Nonostante vari problemi, per l'adesione 2009/2010 siamo riusciti a mantenere il costo della tessera uguale all'anno scorso, ma ciò non ci esime da fare una serie di riflessioni sul
significato che noi vogliamo dare alla tessera che per qualcuno può sembrare un "pezzo di carta" ma
che in realtà rappresenta la nostra partecipazione ad un progetto ben più grande:
L'indipendenza
Partiamo innanzitutto da dato puramente economico: il solo fatto che l'AC sia una associazione che si sostiene da sola fa si che non sia "ricattabile da nessun agente politico, economico o sociale che la voglia piegare ai suoi interessi. L'AC è sempre stata e rimane una associazione di laici indipendente, legata solo dall'amore verso la Chiesa e i suoi Pastori che per questo l'hanno elevata a ministero:
"… per la costituzione della Chiesa e lo sviluppo della comunità cristiana, sono necessari vari tipi di ministero, che, suscitati nell'ambito stesso dei fedeli da una aspirazione divina, tutti debbono diligentemente promuovere e rispettare:tra essi sono da annoverare i compiti dei sacerdoti, dei diaconi e dei catechisti, e l'Azione Cattolica".
La formazione
Da sempre l'attività dell'AC si è sviluppata nell'ambito della formazione, intesa nel senso più profondo del "conformarsi a Cristo". Questa formazione è definita come organica, sistematica, permanente, popolare, proprio perché abbraccia tutte le età, le classi sociali, i gradi di istruzione e si pone come un continuum nel cammino degli aderenti.

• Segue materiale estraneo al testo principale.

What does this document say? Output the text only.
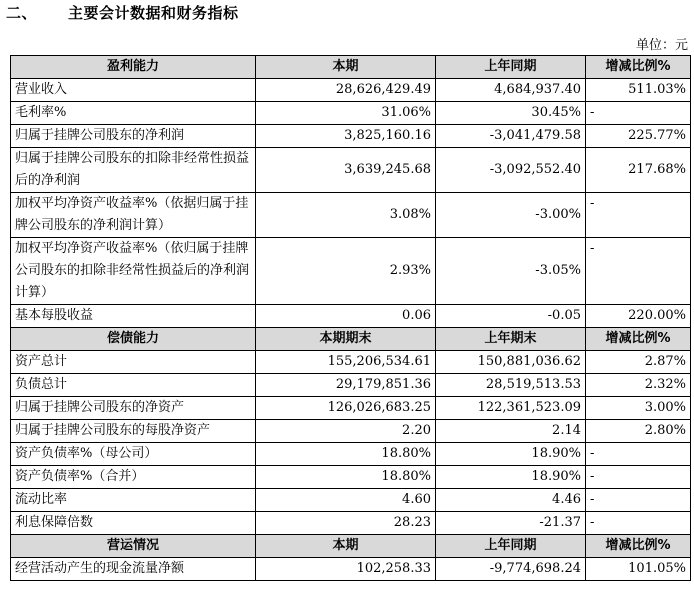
二、 主要会计数据和财务指标
单位：元
盈利能力	本期	上年同期	增减比例%
营业收入	28,626,429.49	4,684,937.40	511.03%
毛利率%	31.06%	30.45%	-
归属于挂牌公司股东的净利润	3,825,160.16	-3,041,479.58	225.77%
归属于挂牌公司股东的扣除非经常性损益后的净利润	3,639,245.68	-3,092,552.40	217.68%
加权平均净资产收益率%（依据归属于挂牌公司股东的净利润计算）	3.08%	-3.00%	-
加权平均净资产收益率%（依归属于挂牌公司股东的扣除非经常性损益后的净利润计算）	2.93%	-3.05%	-
基本每股收益	0.06	-0.05	220.00%
偿债能力	本期期末	上年期末	增减比例%
资产总计	155,206,534.61	150,881,036.62	2.87%
负债总计	29,179,851.36	28,519,513.53	2.32%
归属于挂牌公司股东的净资产	126,026,683.25	122,361,523.09	3.00%
归属于挂牌公司股东的每股净资产	2.20	2.14	2.80%
资产负债率%（母公司）	18.80%	18.90%	-
资产负债率%（合并）	18.80%	18.90%	-
流动比率	4.60	4.46	-
利息保障倍数	28.23	-21.37	-
营运情况	本期	上年同期	增减比例%
经营活动产生的现金流量净额	102,258.33	-9,774,698.24	101.05%
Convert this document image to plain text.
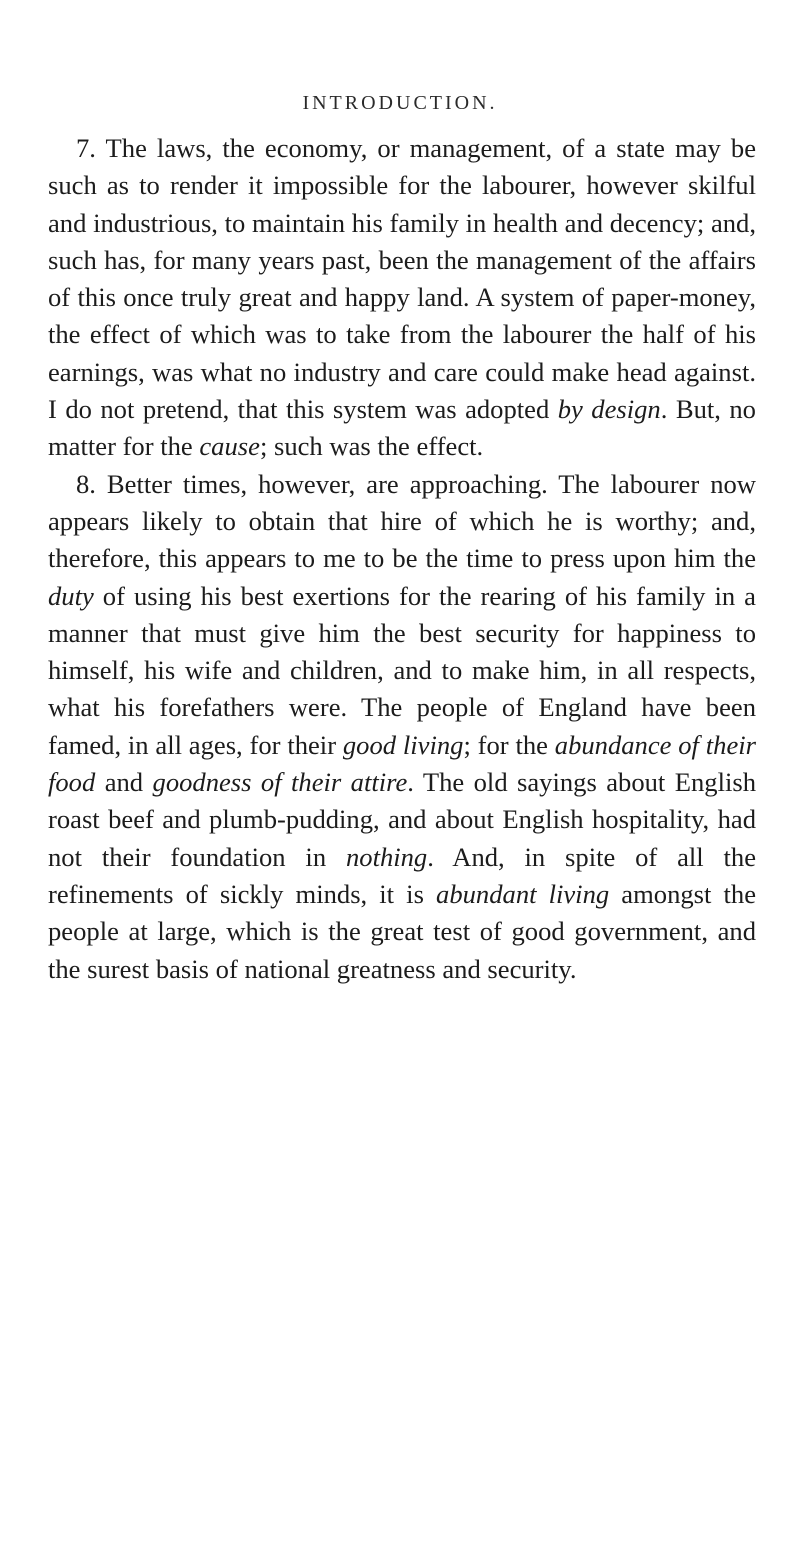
INTRODUCTION.

7. The laws, the economy, or management, of a state may be such as to render it impossible for the labourer, however skilful and industrious, to maintain his family in health and decency; and, such has, for many years past, been the management of the affairs of this once truly great and happy land. A system of paper-money, the effect of which was to take from the labourer the half of his earnings, was what no industry and care could make head against. I do not pretend, that this system was adopted by design. But, no matter for the cause; such was the effect.

8. Better times, however, are approaching. The labourer now appears likely to obtain that hire of which he is worthy; and, therefore, this appears to me to be the time to press upon him the duty of using his best exertions for the rearing of his family in a manner that must give him the best security for happiness to himself, his wife and children, and to make him, in all respects, what his forefathers were. The people of England have been famed, in all ages, for their good living; for the abundance of their food and goodness of their attire. The old sayings about English roast beef and plumb-pudding, and about English hospitality, had not their foundation in nothing. And, in spite of all the refinements of sickly minds, it is abundant living amongst the people at large, which is the great test of good government, and the surest basis of national greatness and security.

Vorrei qui citare quanto il nostro Vescovo ha detto al nuovo Consiglio Diocesano nella sua prima convocazione:
"In particolare ci dà speranza il vedere che all'Azione Cattolica viene sempre più riconosciuto il contributo che ha dato e che è chiamata a dare sul piano della formazione alla vita cristiana delle persone, prima che alla organizzazione di singole iniziative" (Cinque passi nel cammino dall'AC – Messaggio del Vescovo oltre i 140 anni, 9 aprile 2008)
La corresponsabilità
Scorrendo i vari articoli e documenti dell'AC nazionale capita spesso di imbattersi in questa parola il cui significato mi è però spesso sfuggito: co-responsabilità significa essere responsabili insieme, responsabili della Chiesa, laici e sacerdoti, ciò significa che è finito per sempre il tempo in cui i laici non si ritenevano coinvolti nell'organizzare la Parrocchia e viceversa il Parroco si sentiva un po' il padrone di tutto: adesso ognuno è chiamato a fare la sua parte, soprattutto i laici, meglio se associati, proprio in virtù della loro competenza e ruolo sono chiamati a elaborare progetti per far crescere sempre di più la comunità in comunione col pastore:
"Prima di tutto, vorrei dirvi che la Chiesa non può fare a meno dell'Azione Cattolica. La Chiesa ha bisogno di un gruppo di laici, che fedeli alla loro vocazione e stretti attorno ai legittimi Pastori, siano disposti a condividere, insieme con loro, la quotidiana fatica dell'evangelizzazione in ogni ambiente" (Discorso di Giovanni Paolo II ai partecipanti all'XI Assemblea Nazionale dell'Azione Cattolica Italiana, Aula Paolo VI, 26 aprile 2002)
La santità
Ma quale è il fine della formazione? Dove ci porta la corresponsabilità? Né più ne meno che l'essere chiamati alla santità, come molto meglio di me ha detto Papa Benedetto XVI il 4 maggio 2008 ricevendo l'AC in Piazza S. Pietro:
"Non è forse possibile, ancora oggi, per voi ragazzi, per voi giovani e adulti, fare della vostra vita una testimonianza di comunione con il Signore, che si trasformi in un autentico capolavoro di santità? Non è proprio questo lo scopo della vostra Associazione? Ciò sarà certamente possibile se l'Azione Cattolica continuerà a mantenersi fedele alle proprie profonde radici di fede, nutrite da un'adesione piena alla Parola di Dio, da un amore incondizionato alla Chiesa, da una partecipazione vigile alla vita civile e da un costante impegno formativo. Cari amici, rispondete generosamente a questa chiamata alla santità, secondo le forme più consone alla vostra condizione laicale!"
Ecco,
ho cercato di spiegare in questi punti, sicuramente incompleti,
cosa può significare aderire ad un progetto come quello dell'AC: è un impegno concreto, che ci prendiamo anche di fronte al paese, consapevoli delle emergenze da affrontare e pronti
a dare il nostro contributo, a portare la nostra tesserina per edificare quel grande mosaico che è la civiltà dell'amore!